To great fanfare, Gov. Jerry Brown last Friday finally signed a “package” of housing measures. The political logjam that had stymied affordable housing bills finally broke, with more than a dozen housing bills making it through this year.
The last decade has been a triple nightmare for housing in California: the 2008 Wall Street crash that decimated single-family house construction that once provided the bulk of middle-class starter homes; the governor’s dissolution of redevelopment funding that eliminated more than a billion dollars annually for housing; and the attack by the real estate industry that took away cities’ ability to require affordable “inclusionary” housing. California’s deficit of affordable homes grew to 1.5 million in the last few years, even as the state cut funding for affordable housing by 79 percent.
The SB2 and SB3 funding bills are a helpful shot in the arm — not nearly enough to make up for lost funding, but a good start. SB2 establishes a new document recording fee, which should net San Francisco $5 million to $10 million per year.

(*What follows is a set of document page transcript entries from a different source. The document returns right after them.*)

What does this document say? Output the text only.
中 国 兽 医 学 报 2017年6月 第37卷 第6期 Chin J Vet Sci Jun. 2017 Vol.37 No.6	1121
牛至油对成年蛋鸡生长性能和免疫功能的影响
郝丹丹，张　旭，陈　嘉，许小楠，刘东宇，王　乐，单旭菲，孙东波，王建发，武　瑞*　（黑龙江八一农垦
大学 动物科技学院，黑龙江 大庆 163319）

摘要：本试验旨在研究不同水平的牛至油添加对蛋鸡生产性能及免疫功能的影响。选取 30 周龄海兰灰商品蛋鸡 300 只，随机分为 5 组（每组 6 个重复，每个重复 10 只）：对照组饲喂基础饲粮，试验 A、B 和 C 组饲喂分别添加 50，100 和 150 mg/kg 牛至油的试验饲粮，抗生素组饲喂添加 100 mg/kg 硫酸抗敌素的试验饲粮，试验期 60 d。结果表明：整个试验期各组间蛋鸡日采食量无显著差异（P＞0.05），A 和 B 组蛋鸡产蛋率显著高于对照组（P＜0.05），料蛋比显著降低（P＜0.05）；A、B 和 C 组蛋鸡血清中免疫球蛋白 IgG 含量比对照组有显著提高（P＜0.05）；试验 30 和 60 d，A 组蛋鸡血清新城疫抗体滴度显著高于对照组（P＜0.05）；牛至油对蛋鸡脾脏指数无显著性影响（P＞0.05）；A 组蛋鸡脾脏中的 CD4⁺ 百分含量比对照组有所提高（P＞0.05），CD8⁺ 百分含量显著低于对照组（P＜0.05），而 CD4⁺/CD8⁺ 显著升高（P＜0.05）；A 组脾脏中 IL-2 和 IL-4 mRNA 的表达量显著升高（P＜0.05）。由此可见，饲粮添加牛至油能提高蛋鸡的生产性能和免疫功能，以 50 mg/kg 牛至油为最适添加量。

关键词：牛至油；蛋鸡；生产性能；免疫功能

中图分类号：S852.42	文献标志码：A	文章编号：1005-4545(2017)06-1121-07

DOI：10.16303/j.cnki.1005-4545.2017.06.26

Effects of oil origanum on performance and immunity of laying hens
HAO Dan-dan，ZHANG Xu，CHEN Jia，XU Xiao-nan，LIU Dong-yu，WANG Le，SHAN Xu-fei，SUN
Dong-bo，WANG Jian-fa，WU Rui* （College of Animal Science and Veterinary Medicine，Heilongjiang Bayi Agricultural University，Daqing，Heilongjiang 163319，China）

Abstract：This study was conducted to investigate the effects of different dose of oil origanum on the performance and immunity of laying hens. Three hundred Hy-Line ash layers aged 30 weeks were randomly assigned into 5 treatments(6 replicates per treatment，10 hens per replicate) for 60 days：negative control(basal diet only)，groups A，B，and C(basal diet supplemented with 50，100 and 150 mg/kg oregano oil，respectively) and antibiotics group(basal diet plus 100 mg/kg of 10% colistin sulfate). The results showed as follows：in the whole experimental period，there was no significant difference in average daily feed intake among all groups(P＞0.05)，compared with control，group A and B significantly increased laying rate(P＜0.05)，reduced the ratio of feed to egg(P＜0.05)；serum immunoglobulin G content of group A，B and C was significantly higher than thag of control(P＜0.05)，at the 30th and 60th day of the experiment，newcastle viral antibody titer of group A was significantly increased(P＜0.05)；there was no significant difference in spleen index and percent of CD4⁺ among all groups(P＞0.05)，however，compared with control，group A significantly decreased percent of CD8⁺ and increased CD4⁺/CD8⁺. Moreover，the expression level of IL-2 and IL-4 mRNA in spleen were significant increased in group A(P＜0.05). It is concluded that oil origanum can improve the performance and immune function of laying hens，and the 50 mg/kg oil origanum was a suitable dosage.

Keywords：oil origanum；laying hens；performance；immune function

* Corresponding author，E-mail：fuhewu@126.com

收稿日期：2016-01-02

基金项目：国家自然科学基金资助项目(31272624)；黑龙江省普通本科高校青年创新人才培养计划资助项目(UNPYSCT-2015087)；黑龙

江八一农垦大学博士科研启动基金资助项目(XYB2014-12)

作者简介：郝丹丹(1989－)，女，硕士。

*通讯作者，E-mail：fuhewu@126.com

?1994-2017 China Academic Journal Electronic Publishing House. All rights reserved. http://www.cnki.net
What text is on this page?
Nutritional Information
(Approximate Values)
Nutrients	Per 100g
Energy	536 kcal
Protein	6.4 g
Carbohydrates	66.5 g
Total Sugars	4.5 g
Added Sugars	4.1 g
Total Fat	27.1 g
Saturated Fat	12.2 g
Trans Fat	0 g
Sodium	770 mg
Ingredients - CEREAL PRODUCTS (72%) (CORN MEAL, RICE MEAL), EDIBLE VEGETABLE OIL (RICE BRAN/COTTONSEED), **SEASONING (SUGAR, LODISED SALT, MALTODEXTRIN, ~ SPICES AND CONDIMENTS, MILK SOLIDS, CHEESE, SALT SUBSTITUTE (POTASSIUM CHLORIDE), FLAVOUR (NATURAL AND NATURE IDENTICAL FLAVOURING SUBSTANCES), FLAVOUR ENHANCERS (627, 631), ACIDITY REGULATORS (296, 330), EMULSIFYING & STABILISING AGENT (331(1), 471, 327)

The SB3 “Veterans and Affordable Housing Bond” will now be on the November 2018 statewide ballot. Helpful as these measures are, their limitations point to the continued need for real, permanent sources of dedicated funding at the local level to meet the scale of The City’s need.
Our local San Francisco nonprofit organizations have produced more than 30,000 permanently affordable housing units, and The City adds more affordable units annually than any other community in California. Clearly, we know how to put resources into brick-and-mortar results on the ground.
Another positive was Brown’s signature on AB 1505. The inclusionary housing bill, originally sponsored in 2011 by then-Sen. Mark Leno, had been previously vetoed by the governor after the real estate industry blocked it. AB 1505 will ensure that communities can once again require a minimum contribution to affordable housing needs by private, profit-driven developers within “financial feasibility.”
Other bright spots less talked about are AB 291, which strengthened nondiscrimination protections for immigrant tenants, and SB 166, which ensures cities actually provide sufficient sites for affordable housing.
We should remember that many of these affordable housing bills have been attempted multiple times in the last half decade — and this year finally broke through, thanks to the urgency of the crisis and the persistence of advocates. Credit should go to Western Center on Law and Poverty, Housing California and Public Advocates in particular, which worked the “inside” of Sacramento but also stayed connected with organizers on the ground and, as best as possible, steered the bills away from deals that would undermine tenants and low-income residents. There was tremendous grassroots advocacy from the statewide Residents United Network and the HousingNow! coalition with in-district visits, capitol visits, lobby days and letter-writing and social media campaigns.